Cameroun – Jean Stéphane Biatcha : «le face au SIDA, le combat doit continuer » – 20/08/2014

Vacances sans SIDA, la campagne de sensibilisation initiée par la Première Dame du Cameroun est lancée depuis le mercredi 13 aout 2014. Jean Stéphane Biatcha, le secrétaire exécutif de Synergie africaine contre le SIDA et les souffrances estime que le combat doit s’intensifier.

Jean Stéphane Biatcha, le secrétaire exécutif de Synergie africaine contre le SIDA et les souffrances.
Jean Stéphane Biatcha, secrétaire exécutif de Synergie africaine contre le SIDA et les souffrances.

Comment se porte la structure dont vous assurez le fonctionnement au quotidien ?

Synergies africaines se porte bien. Les ambitions et les engagements demeurent intacts.

Cela fait maintenant 12 éditions que la campagne de sensibilisation baptisée Vacances sans SIDA existe. Vous n’avez pas l’impression que le mouvement s’épuise et devient routinier ?

La lutte doit continuer, bien qu’aujourd’hui nous ayons plus d’espoir. Le thème de cette année est la reprise de celui de l’année dernière, il y’a une nécessité de continuer le combat parce que le SIDA reste présent.

Quelles sont justement les tendances en ce moment est ce que la lutte porte des fruits ?

Aujourd’hui il y’a une baisse de prévalence. Les jeunes âgés de 15 à 24 ans sont à 1.3 d’après les statistiques de 2011. On note également une diminution très sensible de nouvelles infections, mais cela ne doit pas faire baisser l’engagement la lutte doit continuer.

Une telle campagne semble mettre l’accent sur l’évènement en lui-même plutôt que sur les objectifs palpables. Dans les quartiers par exemple on ne voit pas beaucoup d’engouement. Pourquoi reste-on uniquement dans les grandes villes ?

C’est juste une impression. Depuis 2003, la cérémonie de lancement est toujours organisée à Yaoundé. Mais depuis 6 ans, l’opération est passée à l’échelle nationale, elle concerne les dix régions du Cameroun, et la cérémonie de clôture se tient toujours hors de Yaoundé. L’année dernière nous étions à Kribi dans le département de l’Océan et cette année nous envisageons d’aller dans le Sud-ouest.

L’édition de cette année est lancée alors que nous sommes à la moitié du mois d’août. Il ne reste plus que deux semaines avant la rentrée des classes. Les délais sont un peu  courts ne trouvez vous pas ?

Non ! Les vacances ne sont pas achevées. La rentrée c’est le 8 septembre nous avons encore près d’un mois. Les années antérieures nous avons organisé au mois de juillet cette année nous tentons d’organiser vers la phase terminale des vacances. C’est une expérience et nous en tirerons toutes les leçons pour l’avenir.

En dehors de la distribution des préservatifs qu’elle est l’innovation majeure de cette édition ?

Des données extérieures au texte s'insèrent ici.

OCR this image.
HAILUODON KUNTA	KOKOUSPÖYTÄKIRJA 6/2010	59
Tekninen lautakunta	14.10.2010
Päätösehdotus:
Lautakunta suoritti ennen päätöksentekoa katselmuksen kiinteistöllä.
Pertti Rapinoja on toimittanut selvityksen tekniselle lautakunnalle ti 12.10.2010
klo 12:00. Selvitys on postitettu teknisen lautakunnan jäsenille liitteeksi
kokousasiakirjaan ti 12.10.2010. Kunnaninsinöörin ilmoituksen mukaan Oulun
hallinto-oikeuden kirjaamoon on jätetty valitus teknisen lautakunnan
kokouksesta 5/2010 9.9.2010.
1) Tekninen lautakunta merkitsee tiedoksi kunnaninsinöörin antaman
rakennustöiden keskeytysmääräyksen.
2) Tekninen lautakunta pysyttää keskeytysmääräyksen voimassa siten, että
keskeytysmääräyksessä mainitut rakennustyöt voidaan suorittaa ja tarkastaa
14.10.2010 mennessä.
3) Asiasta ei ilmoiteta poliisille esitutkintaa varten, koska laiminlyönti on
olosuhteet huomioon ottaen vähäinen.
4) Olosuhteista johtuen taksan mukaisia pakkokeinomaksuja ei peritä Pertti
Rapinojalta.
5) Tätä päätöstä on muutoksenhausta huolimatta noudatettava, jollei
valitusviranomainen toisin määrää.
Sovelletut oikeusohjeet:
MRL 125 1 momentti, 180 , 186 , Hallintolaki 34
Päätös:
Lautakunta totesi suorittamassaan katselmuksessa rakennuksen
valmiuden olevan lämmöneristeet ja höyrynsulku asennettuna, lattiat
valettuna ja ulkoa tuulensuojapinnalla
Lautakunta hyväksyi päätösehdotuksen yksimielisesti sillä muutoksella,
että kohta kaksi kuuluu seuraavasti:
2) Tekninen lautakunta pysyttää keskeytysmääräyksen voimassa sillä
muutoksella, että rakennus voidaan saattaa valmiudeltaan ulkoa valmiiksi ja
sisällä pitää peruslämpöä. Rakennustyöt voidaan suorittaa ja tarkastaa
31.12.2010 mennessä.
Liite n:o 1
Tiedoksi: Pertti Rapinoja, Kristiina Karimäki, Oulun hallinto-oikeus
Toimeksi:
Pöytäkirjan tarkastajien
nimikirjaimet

Il ne faut pas réduire cette campagne à la distribution des préservatifs. Nous avons toute une série d’activité de sensibilisation. Cette année il n’y a pas une innovation particulière. La sensibilisation reste le pilier de la lutte contre le SIDA, d’autant plus qu’il n’existe pas de traitement radical, donc sensibiliser pour prévenir, sensibiliser pour conscientiser et ce combat doit continuer sur cette forme en le diversifiant en le densifiant et en élargissant à autant de couches possibles.

Vous semblez insister uniquement sur les jeunes que faites vous des autres couches ?

Les jeunes parce que c’est la couche la plus exposée, la plus atteinte et la plus vulnérable. Je voudrais dire à ces jeunes de ne pas baisser les bras, le SIDA continue et le combat doit continuer également.